I came here to say something about respecting the wishes of others, etc, but you know what? You're absolutely right. We shouldn't even need to have a conversation about trust and respect.
It should be non-negotiable if you don't want your personal contents indexed by scrapers and archivers, and it should be enforced by design. It's a broken system.
I'm not so sure that even Google respects it. I did some digging about the semantics about robots.txt whilst writing a bot myself, and it seems that Google doesn't follow links that are excluded, but it will visit those pages. Maybe that counts as "paying attention", but I don't think they "respect" it.
Forgotten by whom? Who judges what is "forgotten" and when? How is it enforced?
The specifics here matter a great deal, the versions so far are regularly abused by the wealthy and don't apply to any of the data warehouses that the powerful and well connected have access to.
Where did this "right" come from? What's the legal and ethical basis for it? It is analogous to censorship or book burning at the basic level, destroying information to hide it from the public. It requires a consistent and strong justification as well as justified limited scope because of that, and it better be obviously beneficial to society even accounting for the inevitable misuse by those in power.
In my (current) opinion, it's this law that should be forgotten. What's on the public Internet is a matter of public interest. All I can see is this law being used by bad people to hide their bad deeds, especially when those bad deeds should be known.
Yeah just ignore robots.txt because there's others solution.
If the site don't want to be scanned they can adopt a lot of counter measure and robots.txt will not save it from abuse.
He remind me the old days when my website wasn't working from US because I just fake that the site was down because there's no reason that somebody goes to my site from US (I know it's kind stupid, but when all your content is in french and you are a kid... :) )

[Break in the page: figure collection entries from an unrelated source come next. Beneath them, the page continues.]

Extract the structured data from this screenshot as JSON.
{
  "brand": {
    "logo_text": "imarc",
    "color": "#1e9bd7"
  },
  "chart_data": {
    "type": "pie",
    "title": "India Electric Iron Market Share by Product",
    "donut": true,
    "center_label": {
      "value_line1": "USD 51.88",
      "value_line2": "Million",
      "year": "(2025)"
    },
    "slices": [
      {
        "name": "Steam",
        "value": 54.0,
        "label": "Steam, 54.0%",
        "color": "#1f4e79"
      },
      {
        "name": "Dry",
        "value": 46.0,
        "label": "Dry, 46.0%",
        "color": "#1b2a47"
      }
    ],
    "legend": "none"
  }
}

Found this[1] via the Wikipedia's Talk page for the robots.txt article. It showcases that early on robots.txt was designated to help maintain bandwidth performance of web servers. Back then it would have been due to bandwidth contention, today it may be bandwidth cost to some operators which robots.txt help mitigate.

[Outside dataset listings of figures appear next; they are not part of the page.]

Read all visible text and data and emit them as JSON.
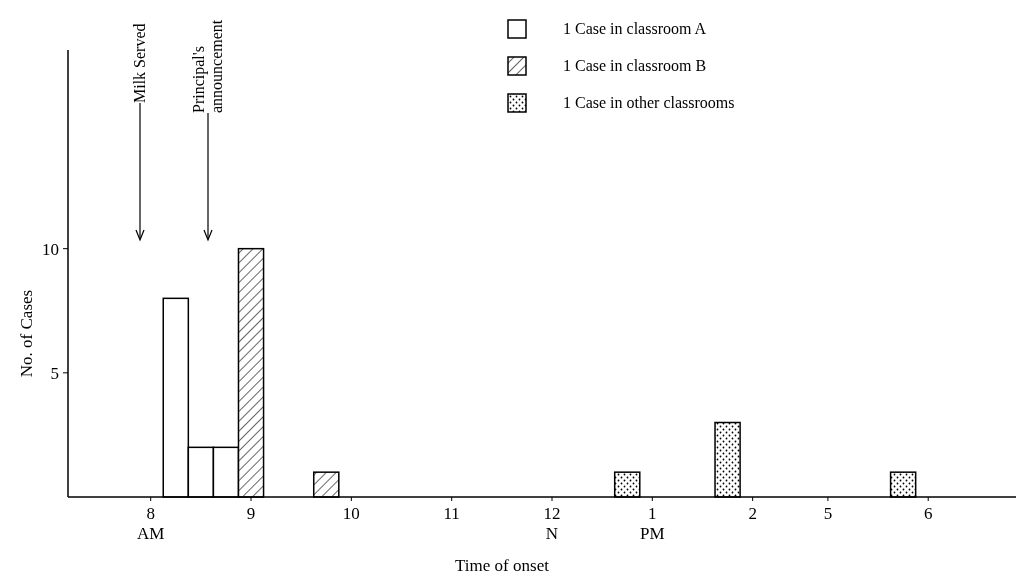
{
  "chart_data": {
    "type": "bar",
    "stacked": true,
    "xlabel": "Time of onset",
    "ylabel": "No. of Cases",
    "categories": [
      null,
      null,
      "8\nAM",
      null,
      null,
      null,
      "9",
      null,
      null,
      null,
      "10",
      null,
      null,
      null,
      "11",
      null,
      null,
      null,
      "12\nN",
      null,
      null,
      null,
      "1\nPM",
      null,
      null,
      null,
      "2",
      null,
      null,
      "5",
      null,
      null,
      null,
      "6",
      null,
      null,
      null
    ],
    "series": [
      {
        "name": "1 Case in classroom A",
        "color": "#000000",
        "values": [
          0,
          0,
          0,
          8,
          2,
          2,
          0,
          0,
          0,
          0,
          0,
          0,
          0,
          0,
          0,
          0,
          0,
          0,
          0,
          0,
          0,
          0,
          0,
          0,
          0,
          0,
          0,
          0,
          0,
          0,
          0,
          0,
          0,
          0,
          0,
          0,
          0
        ]
      },
      {
        "name": "1 Case in classroom B",
        "color": "#000000",
        "values": [
          0,
          0,
          0,
          0,
          0,
          0,
          10,
          0,
          0,
          1,
          0,
          0,
          0,
          0,
          0,
          0,
          0,
          0,
          0,
          0,
          0,
          0,
          0,
          0,
          0,
          0,
          0,
          0,
          0,
          0,
          0,
          0,
          0,
          0,
          0,
          0,
          0
        ]
      },
      {
        "name": "1 Case in other classrooms",
        "color": "#000000",
        "values": [
          0,
          0,
          0,
          0,
          0,
          0,
          0,
          0,
          0,
          0,
          0,
          0,
          0,
          0,
          0,
          0,
          0,
          0,
          0,
          0,
          0,
          1,
          0,
          0,
          0,
          3,
          0,
          0,
          0,
          0,
          0,
          0,
          1,
          0,
          0,
          0,
          0
        ]
      }
    ],
    "ylim": [
      0,
      18
    ],
    "yticks": [
      5,
      10
    ],
    "annotations": [
      "Milk Served",
      "Principal's\nannouncement"
    ],
    "legend": "top right",
    "grid": false
  }
}
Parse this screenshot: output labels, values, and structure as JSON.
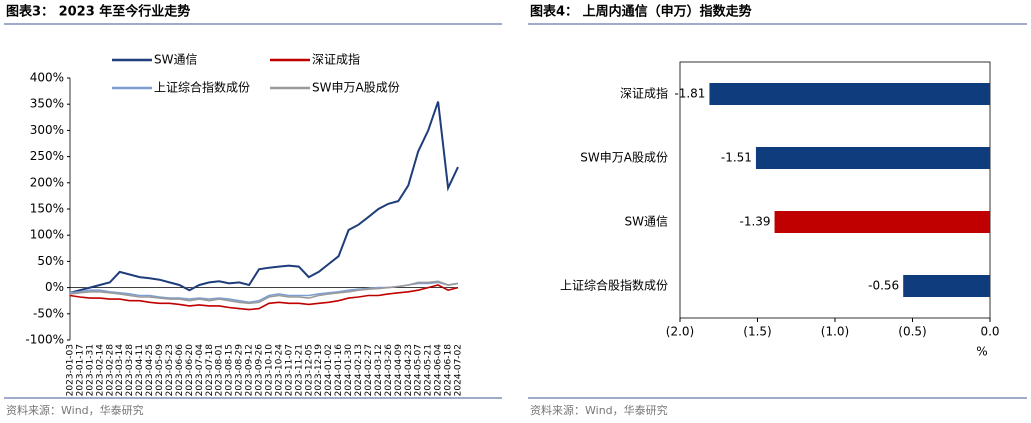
{
  "chart_data": [
    {
      "type": "line",
      "title": "图表3： 2023 年至今行业走势",
      "source": "资料来源：Wind，华泰研究",
      "categories": [
        "2023-01-03",
        "2023-01-17",
        "2023-01-31",
        "2023-02-14",
        "2023-02-28",
        "2023-03-14",
        "2023-03-28",
        "2023-04-11",
        "2023-04-25",
        "2023-05-09",
        "2023-05-23",
        "2023-06-06",
        "2023-06-20",
        "2023-07-04",
        "2023-07-18",
        "2023-08-01",
        "2023-08-15",
        "2023-08-29",
        "2023-09-12",
        "2023-09-26",
        "2023-10-10",
        "2023-10-24",
        "2023-11-07",
        "2023-11-21",
        "2023-12-05",
        "2023-12-19",
        "2024-01-02",
        "2024-01-16",
        "2024-01-30",
        "2024-02-13",
        "2024-02-27",
        "2024-03-12",
        "2024-03-26",
        "2024-04-09",
        "2024-04-23",
        "2024-05-07",
        "2024-05-21",
        "2024-06-04",
        "2024-06-18",
        "2024-07-02"
      ],
      "series": [
        {
          "name": "SW通信",
          "color": "#1f3d7a",
          "values": [
            -10,
            -5,
            0,
            5,
            10,
            30,
            25,
            20,
            18,
            15,
            10,
            5,
            -5,
            5,
            10,
            12,
            8,
            10,
            5,
            35,
            38,
            40,
            42,
            40,
            20,
            30,
            45,
            60,
            110,
            120,
            135,
            150,
            160,
            165,
            195,
            260,
            300,
            355,
            190,
            230
          ]
        },
        {
          "name": "深证成指",
          "color": "#c00000",
          "values": [
            -15,
            -18,
            -20,
            -20,
            -22,
            -22,
            -25,
            -25,
            -28,
            -30,
            -30,
            -32,
            -35,
            -33,
            -35,
            -35,
            -38,
            -40,
            -42,
            -40,
            -30,
            -28,
            -30,
            -30,
            -32,
            -30,
            -28,
            -25,
            -20,
            -18,
            -15,
            -15,
            -12,
            -10,
            -8,
            -5,
            0,
            5,
            -5,
            0
          ]
        },
        {
          "name": "上证综合指数成份",
          "color": "#7f9fcf",
          "values": [
            -10,
            -8,
            -5,
            -5,
            -8,
            -10,
            -12,
            -15,
            -15,
            -18,
            -20,
            -20,
            -22,
            -20,
            -22,
            -20,
            -22,
            -25,
            -28,
            -25,
            -15,
            -12,
            -15,
            -15,
            -15,
            -12,
            -10,
            -8,
            -5,
            -3,
            -2,
            0,
            0,
            2,
            5,
            8,
            8,
            10,
            5,
            8
          ]
        },
        {
          "name": "SW申万A股成份",
          "color": "#9a9a9a",
          "values": [
            -12,
            -10,
            -8,
            -8,
            -10,
            -12,
            -15,
            -18,
            -18,
            -20,
            -22,
            -22,
            -25,
            -22,
            -25,
            -22,
            -25,
            -28,
            -30,
            -28,
            -18,
            -15,
            -18,
            -18,
            -20,
            -15,
            -12,
            -10,
            -8,
            -5,
            -3,
            -2,
            0,
            2,
            5,
            10,
            10,
            12,
            5,
            8
          ]
        }
      ],
      "ylim": [
        -100,
        400
      ],
      "yticks": [
        {
          "value": -100,
          "label": "-100%"
        },
        {
          "value": -50,
          "label": "-50%"
        },
        {
          "value": 0,
          "label": "0%"
        },
        {
          "value": 50,
          "label": "50%"
        },
        {
          "value": 100,
          "label": "100%"
        },
        {
          "value": 150,
          "label": "150%"
        },
        {
          "value": 200,
          "label": "200%"
        },
        {
          "value": 250,
          "label": "250%"
        },
        {
          "value": 300,
          "label": "300%"
        },
        {
          "value": 350,
          "label": "350%"
        },
        {
          "value": 400,
          "label": "400%"
        }
      ]
    },
    {
      "type": "barh",
      "title": "图表4： 上周内通信（申万）指数走势",
      "source": "资料来源：Wind，华泰研究",
      "categories": [
        "深证成指",
        "SW申万A股成份",
        "SW通信",
        "上证综合股指数成份"
      ],
      "values": [
        -1.81,
        -1.51,
        -1.39,
        -0.56
      ],
      "colors": [
        "#0f3c7d",
        "#0f3c7d",
        "#c00000",
        "#0f3c7d"
      ],
      "xlabel": "%",
      "xlim": [
        -2.0,
        0.0
      ],
      "xticks": [
        {
          "value": -2.0,
          "label": "(2.0)"
        },
        {
          "value": -1.5,
          "label": "(1.5)"
        },
        {
          "value": -1.0,
          "label": "(1.0)"
        },
        {
          "value": -0.5,
          "label": "(0.5)"
        },
        {
          "value": 0.0,
          "label": "0.0"
        }
      ]
    }
  ]
}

I have some sites where I specifically block archiving from some sections for good reason. (Even if I didn't have a good reason though it would still be my choice.)
I have a very big problem with them disregarding robots directives. Sure some crawlers ignore them: Hostile net actors up to no good. This decision means they are a hostile net actor. I'll have to take extreme measures such as determining all the ip address ranges they use and totally blocking access. This inconveniences me, which means they are now my enemy.
edit- For those interested: Deny from 207.241.224.0/22
Are you under the impression that individual web archivists don't also scrape websites of interest, and submit those WARC's for inclusion into the Wayback Machine, independent of the IA's crawlers?
Because believe me, we do...good luck banning every AWS and DO IP range.
I actually didn't know that. Do you operate the same crawlers?
I have considered putting a single file that is only accessible via no-follow links and perma-ban any ip that access the file, as a way to punish bad robots.
I have easier solution for you: just shut down your site and be done with it. This way no malicious actor will be able to save your precious information.